His views of the social self in his moral theorising are relevant to the views of Fichte, George Herbert Mead, and pragmatism. They are also compatible with modern views such as those of Richard Rorty and anti-individualism approaches.

==Legacy==
Bradley's philosophical reputation declined greatly after his death. The attacks of G. E. Moore and Bertrand Russell against "neo-Hegelianism," combined with the rise of anti-German sentiment and cultural morass brought upon by the First World War, resulted in British Idealism falling out of favor in Anglo-American philosophy. Bradley was also famously criticised in A. J. Ayer's logical positivist work Language, Truth and Logic for making statements that do not meet the requirements of positivist verification principle; e.g., statements such as "The Absolute enters into, but is itself incapable of, evolution and progress."
There has in recent years, however, been a resurgence of interest in Bradley's and other idealist philosophers' work in the Anglo-American academic community.

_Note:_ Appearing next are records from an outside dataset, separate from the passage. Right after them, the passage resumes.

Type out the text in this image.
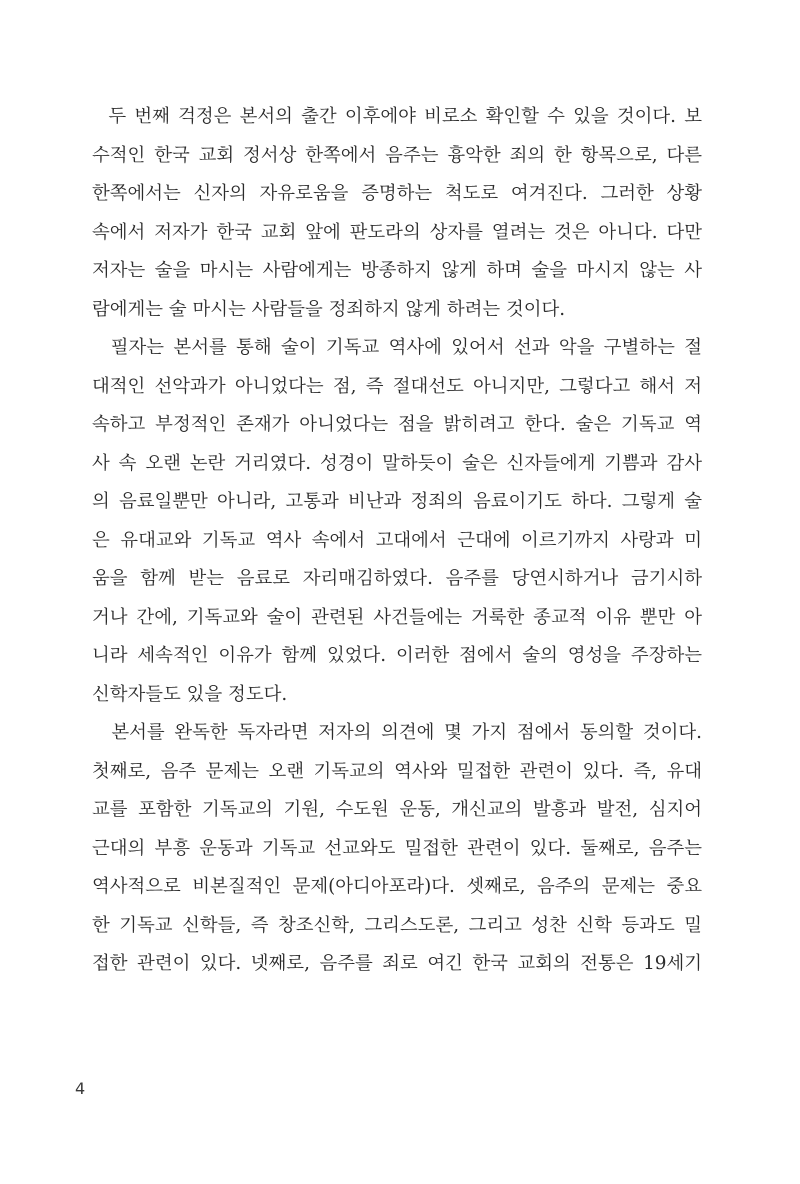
두 번째 걱정은 본서의 출간 이후에야 비로소 확인할 수 있을 것이다. 보
수적인 한국 교회 정서상 한쪽에서 음주는 흉악한 죄의 한 항목으로, 다른
한쪽에서는 신자의 자유로움을 증명하는 척도로 여겨진다. 그러한 상황
속에서 저자가 한국 교회 앞에 판도라의 상자를 열려는 것은 아니다. 다만
저자는 술을 마시는 사람에게는 방종하지 않게 하며 술을 마시지 않는 사
람에게는 술 마시는 사람들을 정죄하지 않게 하려는 것이다.
필자는 본서를 통해 술이 기독교 역사에 있어서 선과 악을 구별하는 절
대적인 선악과가 아니었다는 점, 즉 절대선도 아니지만, 그렇다고 해서 저
속하고 부정적인 존재가 아니었다는 점을 밝히려고 한다. 술은 기독교 역
사 속 오랜 논란 거리였다. 성경이 말하듯이 술은 신자들에게 기쁨과 감사
의 음료일뿐만 아니라, 고통과 비난과 정죄의 음료이기도 하다. 그렇게 술
은 유대교와 기독교 역사 속에서 고대에서 근대에 이르기까지 사랑과 미
움을 함께 받는 음료로 자리매김하였다. 음주를 당연시하거나 금기시하
거나 간에, 기독교와 술이 관련된 사건들에는 거룩한 종교적 이유 뿐만 아
니라 세속적인 이유가 함께 있었다. 이러한 점에서 술의 영성을 주장하는
신학자들도 있을 정도다.
본서를 완독한 독자라면 저자의 의견에 몇 가지 점에서 동의할 것이다.
첫째로, 음주 문제는 오랜 기독교의 역사와 밀접한 관련이 있다. 즉, 유대
교를 포함한 기독교의 기원, 수도원 운동, 개신교의 발흥과 발전, 심지어
근대의 부흥 운동과 기독교 선교와도 밀접한 관련이 있다. 둘째로, 음주는
역사적으로 비본질적인 문제(아디아포라)다. 셋째로, 음주의 문제는 중요
한 기독교 신학들, 즉 창조신학, 그리스도론, 그리고 성찬 신학 등과도 밀
접한 관련이 있다. 넷째로, 음주를 죄로 여긴 한국 교회의 전통은 19세기
4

In 1914, a then-unknown T. S. Eliot wrote his dissertation for a PhD from the Department of Philosophy at Harvard University on Bradley. It was entitled Knowledge and Experience in the Philosophy of F. H. Bradley. Due to tensions leading up to and starting the First World War, Eliot was unable to return to Harvard for his oral defence, resulting in the university never conferring the degree. Nevertheless, Bradley remained an influence on Eliot's poetry.

==Books and publications==
- The Presuppositions of Critical History (1874), Chicago: Quadrangle Books, 1968. (1874 edition)
- Ethical Studies, (1876), Oxford: Clarendon Press, 1927, 1988. (1876 edition)
- The Principles of Logic (1883), London: Oxford University Press, 1922. (Volume 1)/(Volume 2)
- Appearance and Reality (1893), London: S. Sonnenschein; New York: Macmillan. (1916 edition)
- Essays on Truth and Reality, (1914), Oxford: Clarendon Press. (1914 edition)
- Aphorisms, Oxford: Clarendon Press, 1930.
- Collected Essays, vols. 1–2, Oxford: Clarendon Press, 1935.